Most will lose money

under Social Security plan

Mitt Romney, Paul Ryan and Frank LoBiondo have been strangely silent on Social Security, especially since this was a major part of Ryan's "Roadmap for America's Future."

Their premise is that Social Security "won't be there" for younger workers. Actually, the Congressional Budget Office predicts benefit payouts to future retirees will be better, adjusted for inflation, than those today. For example, a middle-income worker retiring in 2050 would receive $19,000 a year versus $18,000 for those retiring now. So the current program is far from "broken."

Nevertheless, under Ryan's plan, Social Security would be partially privatized, traditional benefit payments would be reduced, and the full payment retirement age would be raised to 69 by 2080. Under the plan, the traditional Social Security benefit will be cut even if you don't invest in a private account, by 39 percent for a middle-income worker. The traditional benefit will go away completely if you invest the maximum allowed, even though you would still be paying 1.15 percent of your salary into the traditional program and your employer would continue to pay 6.25 percent - unless the employer contribution is eliminated, which some suspect is the real motivation here.

Can a private investment account make up for these cuts?

Even with historically optimistic annual stock market returns (5.1 percent per year above the inflation rate), lower-income workers could not invest enough over 40 years to make up for the cuts in the traditional program. Middle income workers could match but not do any better than the current program. Higher income workers (those earning more than $110,000) could exceed the current program's payouts by about 17 percent.

At more modest - and realistic - returns (a 2.5 percent average above inflation), benefits for low-income workers would be 75 percent less than the current program's. Middle-income earners would get 58 percent less. Higher income workers would lose 50 percent compared to the current program.

Privatizing Social Security is unnecessary. It should be resoundingly set aside at the ballot box in November.

ROBERT STERN

Beach Haven

PBS programming

could educate Romney

In saying he wants to end government funding of the Public Broadcasting Service, even though "I like Big Bird," Mitt Romney seems to equate PBS with childish entertainment. Apparently he doesn't know that PBS is called "America's largest classroom" because its programs educate people of all ages.

For example, by viewing PBS programs such as "Frontline," Romney might learn that many Americans don't pay income taxes because they have lost their jobs since Romney's companies have outsourced their work to other countries.

EARL WARMAN

Atlantic City

Who won debate?

Independent voters

Who won the first presidential debate? Independents.

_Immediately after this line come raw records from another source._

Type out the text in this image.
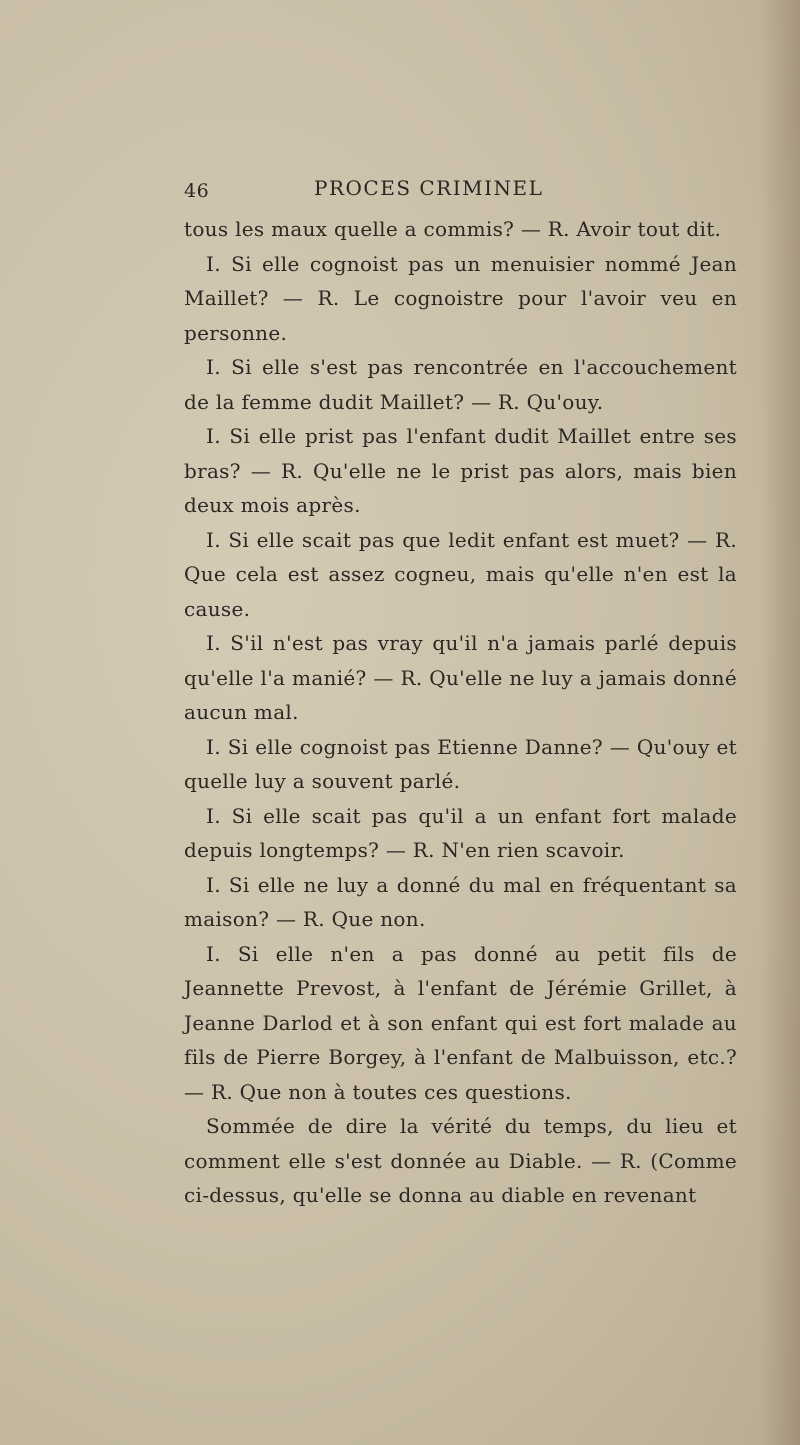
46	PROCES CRIMINEL

tous les maux quelle a commis? — R. Avoir tout dit.

I. Si elle cognoist pas un menuisier nommé Jean Maillet? — R. Le cognoistre pour l'avoir veu en personne.

I. Si elle s'est pas rencontrée en l'accouchement de la femme dudit Maillet? — R. Qu'ouy.

I. Si elle prist pas l'enfant dudit Maillet entre ses bras? — R. Qu'elle ne le prist pas alors, mais bien deux mois après.

I. Si elle scait pas que ledit enfant est muet? — R. Que cela est assez cogneu, mais qu'elle n'en est la cause.

I. S'il n'est pas vray qu'il n'a jamais parlé depuis qu'elle l'a manié? — R. Qu'elle ne luy a jamais donné aucun mal.

I. Si elle cognoist pas Etienne Danne? — Qu'ouy et quelle luy a souvent parlé.

I. Si elle scait pas qu'il a un enfant fort malade depuis longtemps? — R. N'en rien scavoir.

I. Si elle ne luy a donné du mal en fréquentant sa maison? — R. Que non.

I. Si elle n'en a pas donné au petit fils de Jeannette Prevost, à l'enfant de Jérémie Grillet, à Jeanne Darlod et à son enfant qui est fort malade au fils de Pierre Borgey, à l'enfant de Malbuisson, etc.? — R. Que non à toutes ces questions.

Sommée de dire la vérité du temps, du lieu et comment elle s'est donnée au Diable. — R. (Comme ci-dessus, qu'elle se donna au diable en revenant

President Barack Obama fought off blistering attacks from Republican candidate Mitt Romney. The president stuck to his main points for rebuilding the economy while defending saving government programs instead of scrapping them all for tax cuts for the wealthy. He remained calm and cool rather than rushing to make the next "zinger."

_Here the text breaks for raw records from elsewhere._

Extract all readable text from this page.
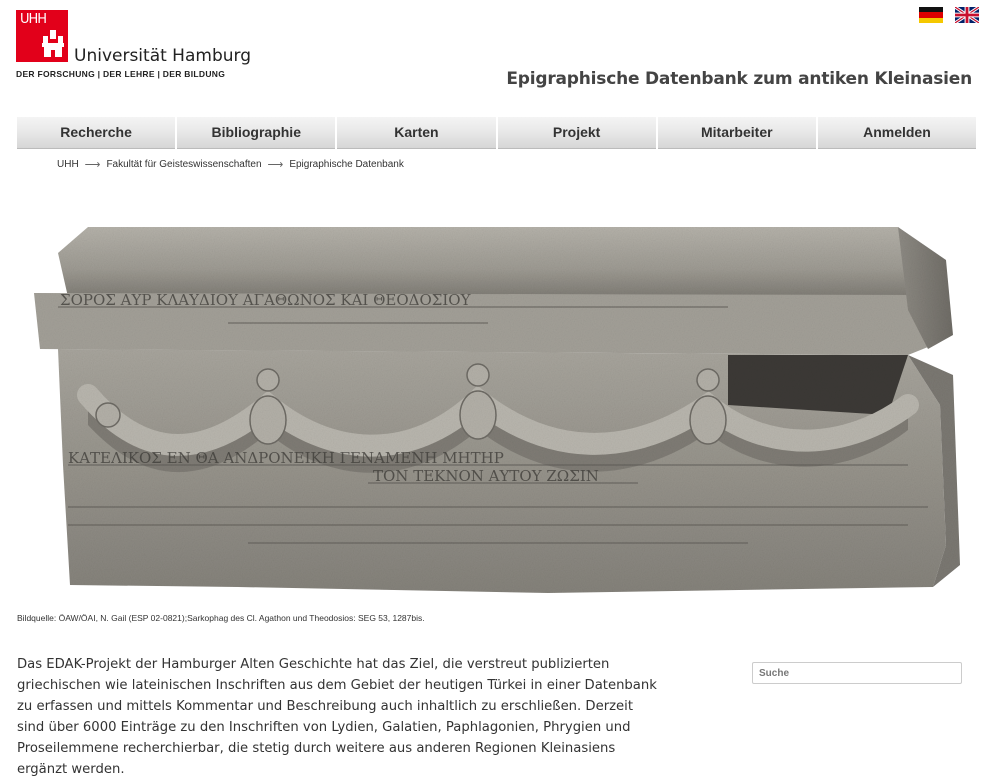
UHH
Universität Hamburg
DER FORSCHUNG | DER LEHRE | DER BILDUNG	Epigraphische Datenbank zum antiken Kleinasien
Recherche	Bibliographie	Karten	Projekt	Mitarbeiter	Anmelden
UHH ⟶ Fakultät für Geisteswissenschaften ⟶ Epigraphische Datenbank
ΣΟΡΟΣ ΑΥΡ ΚΛΑΥΔΙΟΥ ΑΓΑΘΩΝΟΣ ΚΑΙ ΘΕΟΔΟΣΙΟΥ
ΚΑΤΕΛΙΚΟΣ ΕΝ ΘΑ ΑΝΔΡΟΝΕΙΚΗ ΓΕΝΑΜΕΝΗ ΜΗΤΗΡ
ΤΟΝ ΤΕΚΝΟΝ ΑΥΤΟΥ ΖΩΣΙΝ
Bildquelle: ÖAW/ÖAI, N. Gail (ESP 02-0821);Sarkophag des Cl. Agathon und Theodosios: SEG 53, 1287bis.
Das EDAK-Projekt der Hamburger Alten Geschichte hat das Ziel, die verstreut publizierten griechischen wie lateinischen Inschriften aus dem Gebiet der heutigen Türkei in einer Datenbank zu erfassen und mittels Kommentar und Beschreibung auch inhaltlich zu erschließen. Derzeit sind über 6000 Einträge zu den Inschriften von Lydien, Galatien, Paphlagonien, Phrygien und Proseilemmene recherchierbar, die stetig durch weitere aus anderen Regionen Kleinasiens ergänzt werden.
Suche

Independents actually respect facts, not baseless attacks. Independents pay attention to policy analysis, and they want a detailed plan for the economy that is based on sound principles.

Romney debated well. He spoke fast, interrupted the moderator, and added much-needed organization to his thoughts in his closing argument. He spoke to the moderates of his party by recommending a less extreme approach to cutting needed government programs like education, Social Security and health care. The problem is that much of what Romney said conflicts directly with his own party line and positions on the economy that his party has promoted for the past four years. Romney has even been fact-checked by his own campaign - damage control to reign in promises made at the debate.

Obama may have "lost" the debate, but independents will win the war. Independents will ultimately choose a candidate who sticks to the facts and lays out specifics. They will not follow a candidate who drastically changes his position for the sake of convenience.

LUCAS T. NASCIMENTO

Ventnor

Interview experience

shows A.C. cronyism

Recently, I had a job interview at an agency in Atlantic City. I am qualified for the position, but I don't think I'm going to get the job.

While I was waiting in the lobby to be interviewed, a very rude woman was speaking to another employee, and, while using profane language, very loudly said, "That position is already slated, (so and so) is bringing their friend in. I dont know why they waste their time bringing people in off the street."

I think that was unprofessional and uncalled-for. There is no reason to make me feel uncomfortable. I am only trying to obtain gainful employment, and I should not have to endure that type of treatment. No wonder this city is so corrupted.